United States District Court, M.D. Florida, Tampa Division
May 27, 2011
Case No. 8:09-cr-293-T-33TGW, 8:11-cv-06-T-33TGW (M.D. Fla. May. 27, 2011)

Opinion

Case No. 8:09-cr-293-T-33TGW, 8:11-cv-06-T-33TGW.

May 27, 2011


ORDER


This cause is before the Court on Defendant Gwendolyn Joe's motion to vacate, set aside, or correct an allegedly illegal sentence pursuant to 28 U.S.C. § 2255 (hereinafter "motion" or "motion to vacate"). Doc. CV-1; CR-38. The Government filed a response to the motion. Doc. CV-3. Although invited to do so, Joe did not file a reply to the response. A review of the record demonstrates that, for the following reasons, the motion to vacate must be denied.

BACKGROUND

In 2009, a federal grand jury charged Joe with possessing a firearm after having been convicted of a felony, in violation of 18 U.S.C. §§ 922(g) and 924(e) (Count One). Doc. CR-1. On October 14, 2009, Joe entered a plea of guilty to Count One of the Indictment without the benefit of a plea agreement. Doc. CR-10. In the Notice of Maximum Penalty and Elements of Offense which the Government filed and which Joe did not contest at the time she entered her guilty plea, the Government discussed ten prior felony convictions, including four convictions for aggravated assault, and at least one conviction for failure to appear in connection with one of the aggravated assaults. Doc. CR-16. At her change-of-plea hearing, Joe did not contest any of the convictions. Doc. CR-41 at 12-13.

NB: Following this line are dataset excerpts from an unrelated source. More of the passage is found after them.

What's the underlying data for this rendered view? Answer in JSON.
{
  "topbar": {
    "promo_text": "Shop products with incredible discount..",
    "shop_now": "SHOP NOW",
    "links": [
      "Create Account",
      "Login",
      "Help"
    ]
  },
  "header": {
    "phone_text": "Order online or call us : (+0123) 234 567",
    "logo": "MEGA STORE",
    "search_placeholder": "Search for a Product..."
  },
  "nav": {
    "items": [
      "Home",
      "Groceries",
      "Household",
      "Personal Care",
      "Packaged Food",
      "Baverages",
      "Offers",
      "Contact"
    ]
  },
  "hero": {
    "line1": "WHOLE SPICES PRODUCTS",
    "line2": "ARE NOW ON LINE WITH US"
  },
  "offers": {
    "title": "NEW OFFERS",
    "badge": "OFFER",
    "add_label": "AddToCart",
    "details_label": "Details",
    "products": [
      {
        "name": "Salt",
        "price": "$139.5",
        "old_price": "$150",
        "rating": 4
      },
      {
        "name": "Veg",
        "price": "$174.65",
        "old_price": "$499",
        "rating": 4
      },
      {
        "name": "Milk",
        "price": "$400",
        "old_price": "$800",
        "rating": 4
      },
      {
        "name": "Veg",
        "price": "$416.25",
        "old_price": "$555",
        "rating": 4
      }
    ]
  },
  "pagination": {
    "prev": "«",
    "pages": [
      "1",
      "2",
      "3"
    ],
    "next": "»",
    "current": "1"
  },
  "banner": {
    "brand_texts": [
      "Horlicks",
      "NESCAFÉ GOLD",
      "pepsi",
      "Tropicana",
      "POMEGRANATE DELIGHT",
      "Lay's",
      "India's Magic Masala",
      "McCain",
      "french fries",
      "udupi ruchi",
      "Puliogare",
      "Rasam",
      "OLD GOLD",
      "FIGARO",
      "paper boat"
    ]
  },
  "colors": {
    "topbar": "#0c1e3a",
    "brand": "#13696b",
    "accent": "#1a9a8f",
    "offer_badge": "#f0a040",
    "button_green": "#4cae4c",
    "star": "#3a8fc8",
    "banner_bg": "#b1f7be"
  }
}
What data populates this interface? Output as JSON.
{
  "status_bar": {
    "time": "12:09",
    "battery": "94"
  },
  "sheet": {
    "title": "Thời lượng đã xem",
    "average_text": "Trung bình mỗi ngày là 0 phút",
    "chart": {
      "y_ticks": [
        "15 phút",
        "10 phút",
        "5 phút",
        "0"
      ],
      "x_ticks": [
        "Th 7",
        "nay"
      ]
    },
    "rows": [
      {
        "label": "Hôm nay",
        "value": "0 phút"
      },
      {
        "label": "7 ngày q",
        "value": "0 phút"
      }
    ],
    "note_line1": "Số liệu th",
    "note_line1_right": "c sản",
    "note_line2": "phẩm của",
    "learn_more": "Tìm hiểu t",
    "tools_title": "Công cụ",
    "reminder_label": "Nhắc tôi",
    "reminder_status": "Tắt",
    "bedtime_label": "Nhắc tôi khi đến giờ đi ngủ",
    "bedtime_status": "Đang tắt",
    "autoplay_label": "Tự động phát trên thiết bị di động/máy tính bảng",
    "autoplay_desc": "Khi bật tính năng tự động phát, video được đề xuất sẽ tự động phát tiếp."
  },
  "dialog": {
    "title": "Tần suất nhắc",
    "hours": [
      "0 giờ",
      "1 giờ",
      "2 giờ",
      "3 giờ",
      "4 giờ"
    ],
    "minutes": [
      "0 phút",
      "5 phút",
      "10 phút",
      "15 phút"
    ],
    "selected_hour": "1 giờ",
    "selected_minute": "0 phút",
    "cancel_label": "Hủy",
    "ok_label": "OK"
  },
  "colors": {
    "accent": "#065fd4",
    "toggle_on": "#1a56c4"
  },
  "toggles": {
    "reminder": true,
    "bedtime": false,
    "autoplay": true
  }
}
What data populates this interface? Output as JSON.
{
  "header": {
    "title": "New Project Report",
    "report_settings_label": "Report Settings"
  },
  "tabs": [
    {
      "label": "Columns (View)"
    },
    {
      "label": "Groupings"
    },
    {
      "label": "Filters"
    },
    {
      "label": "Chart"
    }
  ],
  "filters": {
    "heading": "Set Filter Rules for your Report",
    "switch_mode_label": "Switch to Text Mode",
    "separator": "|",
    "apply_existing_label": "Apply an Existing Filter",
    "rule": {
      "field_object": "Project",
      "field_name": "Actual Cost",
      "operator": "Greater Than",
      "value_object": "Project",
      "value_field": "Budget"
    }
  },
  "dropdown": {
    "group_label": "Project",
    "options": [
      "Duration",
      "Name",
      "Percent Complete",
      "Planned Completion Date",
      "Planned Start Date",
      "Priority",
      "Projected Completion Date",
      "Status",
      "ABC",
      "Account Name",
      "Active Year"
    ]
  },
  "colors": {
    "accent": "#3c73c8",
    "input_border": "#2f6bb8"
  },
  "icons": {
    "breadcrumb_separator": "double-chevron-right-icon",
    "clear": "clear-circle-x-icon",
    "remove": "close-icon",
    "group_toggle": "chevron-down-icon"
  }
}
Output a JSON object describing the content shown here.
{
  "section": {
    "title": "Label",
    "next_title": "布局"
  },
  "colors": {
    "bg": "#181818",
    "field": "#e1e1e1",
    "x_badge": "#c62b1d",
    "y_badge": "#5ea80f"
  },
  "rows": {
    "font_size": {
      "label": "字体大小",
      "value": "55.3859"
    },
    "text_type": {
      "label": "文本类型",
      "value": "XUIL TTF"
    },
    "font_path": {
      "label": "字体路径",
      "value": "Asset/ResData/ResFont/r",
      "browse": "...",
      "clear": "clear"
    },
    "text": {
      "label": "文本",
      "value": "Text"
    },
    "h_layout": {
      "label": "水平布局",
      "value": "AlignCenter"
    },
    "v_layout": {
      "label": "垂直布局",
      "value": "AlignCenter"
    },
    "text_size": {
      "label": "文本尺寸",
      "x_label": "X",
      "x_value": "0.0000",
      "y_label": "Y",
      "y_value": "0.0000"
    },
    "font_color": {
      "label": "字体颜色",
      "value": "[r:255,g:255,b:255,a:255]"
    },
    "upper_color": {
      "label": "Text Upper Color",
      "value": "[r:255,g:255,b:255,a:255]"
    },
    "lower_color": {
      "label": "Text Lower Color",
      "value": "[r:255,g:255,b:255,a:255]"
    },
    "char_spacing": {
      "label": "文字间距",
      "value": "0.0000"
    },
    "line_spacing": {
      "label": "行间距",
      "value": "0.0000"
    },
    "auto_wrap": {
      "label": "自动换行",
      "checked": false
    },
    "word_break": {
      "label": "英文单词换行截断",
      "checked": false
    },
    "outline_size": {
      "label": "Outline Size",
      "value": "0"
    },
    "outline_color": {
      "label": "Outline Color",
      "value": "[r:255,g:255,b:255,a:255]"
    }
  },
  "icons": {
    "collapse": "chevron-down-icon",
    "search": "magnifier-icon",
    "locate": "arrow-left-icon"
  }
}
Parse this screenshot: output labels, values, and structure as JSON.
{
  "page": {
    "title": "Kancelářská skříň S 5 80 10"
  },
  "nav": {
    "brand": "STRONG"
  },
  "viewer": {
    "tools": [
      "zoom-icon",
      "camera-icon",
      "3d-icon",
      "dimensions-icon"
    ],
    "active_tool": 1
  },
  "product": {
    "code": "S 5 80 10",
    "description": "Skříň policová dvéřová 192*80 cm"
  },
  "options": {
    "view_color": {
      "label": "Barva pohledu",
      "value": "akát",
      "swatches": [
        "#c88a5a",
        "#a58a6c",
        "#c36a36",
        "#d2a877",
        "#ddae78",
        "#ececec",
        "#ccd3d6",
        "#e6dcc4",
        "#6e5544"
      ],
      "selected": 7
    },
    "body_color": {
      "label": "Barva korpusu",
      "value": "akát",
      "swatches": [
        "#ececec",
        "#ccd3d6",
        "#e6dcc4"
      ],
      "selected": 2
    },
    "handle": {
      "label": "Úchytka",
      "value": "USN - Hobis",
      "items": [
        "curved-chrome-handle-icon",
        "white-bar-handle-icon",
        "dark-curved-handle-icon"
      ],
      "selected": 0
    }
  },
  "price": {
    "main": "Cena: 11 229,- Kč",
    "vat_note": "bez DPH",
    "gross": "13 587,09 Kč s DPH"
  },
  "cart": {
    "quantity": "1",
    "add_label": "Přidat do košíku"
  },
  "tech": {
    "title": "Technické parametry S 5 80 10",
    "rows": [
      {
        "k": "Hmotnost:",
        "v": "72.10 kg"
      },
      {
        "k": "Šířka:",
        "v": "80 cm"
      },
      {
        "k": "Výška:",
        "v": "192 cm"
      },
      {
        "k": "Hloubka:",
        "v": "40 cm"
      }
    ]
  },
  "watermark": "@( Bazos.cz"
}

Joe's Presentence Investigation Report ("PSR") indicated that Joe qualified as an armed career criminal under the "Armed Career Criminal Act" (hereinafter "ACCA") because she had at least three prior convictions for violent felonies or serious drug offenses. PSR ¶ 27. Those prior convictions included four convictions for aggravated assault in case numbers CRC78-00043CFANO (1978, Pinellas County); CRC 82-05280CFANO (1982, Pinellas County); CRC 88-14007CFANO (1988, Pinellas County); and CRC97-22069CFANO (1997, Pinellas County). PSR ¶¶ 32, 34, 37, and 42.

Because the Court found Joe to be an armed career criminal, she faced a statutory minimum term of 15 years incarceration. PSR ¶ 93. Joe's advisory sentencing guidelines range was 180-210 months, based upon a total offense level of 30 and a criminal history category VI. PSR ¶ 94. At sentencing, there were no objections by Joe to either the factual accuracy of the PSR or to the application of the guidelines in the PSR. The Court adopted the factual statements and guideline applications. Doc. CR-39 at 3-4. After considering the various sentencing factors under 18 U.S.C. § 3553(a), this Court sentenced Joe to 180 months incarceration. Doc. CR-39 at 16-17, Docs. CR-25-26. Joe did not appeal that sentence.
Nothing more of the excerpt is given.